Formatting Specific CSV Columns with awk — Treating Numbers as Strings
Overview
When you want to extract some customer data and report on it,
if a CSV file contains a mobile phone number such as “090”, opening the CSV file in Excel
may turn it into “90”.
For such cases, here is a summary of how to treat the values in a specific column as strings.
How to treat numbers as strings in Excel
Given
1 | "090" |
formatting it like
1 | ="090" |
makes it be treated as a string.
Example)
1 | "デミスハサビス",="09099999999","DeepMind" |
Let’s format it
- Example) Suppose you have a tmp.csv like the following.
1 | "デミスハサビス","09099999999","DeepMind" |
- Add
=to the left side of only the second column.
※ Add an “=” to the left side of the value enclosed in “ (double quotes).
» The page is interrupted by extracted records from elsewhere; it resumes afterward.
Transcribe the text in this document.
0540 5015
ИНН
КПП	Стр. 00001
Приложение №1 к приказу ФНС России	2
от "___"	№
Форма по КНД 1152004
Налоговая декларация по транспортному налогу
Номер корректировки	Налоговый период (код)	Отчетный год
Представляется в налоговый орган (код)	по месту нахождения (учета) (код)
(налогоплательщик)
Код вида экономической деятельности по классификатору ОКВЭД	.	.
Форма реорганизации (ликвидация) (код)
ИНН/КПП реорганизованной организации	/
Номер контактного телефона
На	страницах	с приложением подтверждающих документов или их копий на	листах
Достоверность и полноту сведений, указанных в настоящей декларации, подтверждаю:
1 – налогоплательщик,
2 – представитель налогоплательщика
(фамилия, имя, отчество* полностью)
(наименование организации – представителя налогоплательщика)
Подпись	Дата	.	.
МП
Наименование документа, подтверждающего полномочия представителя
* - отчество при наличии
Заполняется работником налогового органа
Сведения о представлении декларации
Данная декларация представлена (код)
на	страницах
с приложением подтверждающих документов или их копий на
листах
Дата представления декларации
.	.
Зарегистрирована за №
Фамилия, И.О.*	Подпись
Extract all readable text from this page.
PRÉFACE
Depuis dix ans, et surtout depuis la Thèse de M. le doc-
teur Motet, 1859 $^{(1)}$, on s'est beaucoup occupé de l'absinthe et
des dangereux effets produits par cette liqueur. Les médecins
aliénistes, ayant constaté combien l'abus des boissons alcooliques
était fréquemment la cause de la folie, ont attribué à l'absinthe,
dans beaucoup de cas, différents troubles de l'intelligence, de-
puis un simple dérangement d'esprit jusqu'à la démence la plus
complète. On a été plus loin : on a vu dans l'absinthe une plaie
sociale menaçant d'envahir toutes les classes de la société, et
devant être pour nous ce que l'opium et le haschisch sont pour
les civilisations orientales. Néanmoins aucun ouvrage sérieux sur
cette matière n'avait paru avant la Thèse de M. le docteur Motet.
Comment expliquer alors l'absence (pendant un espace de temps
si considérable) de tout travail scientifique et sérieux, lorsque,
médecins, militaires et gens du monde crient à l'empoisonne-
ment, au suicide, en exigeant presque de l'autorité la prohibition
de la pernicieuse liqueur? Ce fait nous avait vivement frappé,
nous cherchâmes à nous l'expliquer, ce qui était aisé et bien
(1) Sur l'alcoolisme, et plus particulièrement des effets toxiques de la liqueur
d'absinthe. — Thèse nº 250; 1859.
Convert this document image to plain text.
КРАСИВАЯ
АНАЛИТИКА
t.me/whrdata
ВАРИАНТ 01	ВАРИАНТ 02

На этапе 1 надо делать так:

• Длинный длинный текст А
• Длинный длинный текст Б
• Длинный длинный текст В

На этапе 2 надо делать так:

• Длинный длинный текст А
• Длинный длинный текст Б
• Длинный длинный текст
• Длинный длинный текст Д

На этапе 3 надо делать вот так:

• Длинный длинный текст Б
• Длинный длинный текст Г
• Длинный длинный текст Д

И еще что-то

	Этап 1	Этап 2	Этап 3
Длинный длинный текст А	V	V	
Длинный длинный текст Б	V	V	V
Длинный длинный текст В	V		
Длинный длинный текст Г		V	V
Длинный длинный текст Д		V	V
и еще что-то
※ For clarity, I deliberately specified the fields $1, $2, $3 explicitly.
1 | $ awk -F ',' '{print $1 ",="$2","$3}' tmp.csv |
As shown above, “=” has been added.
- Specify the output destination
1 | $ awk -F ',' '{print $1 ",="$2","$3}' tmp.csv > output.csv |
Let’s open output.csv in Excel.
Done ♪
Bonus
When opening with Excel, the default encoding on Windows is SJIS, so if the character encoding is UTF8, the text will be garbled.
Below, we convert the character encoding of the CSV file to SJIS.
1 | $ nkf -sLw output.csv > output_sjis.csv |
That’s all.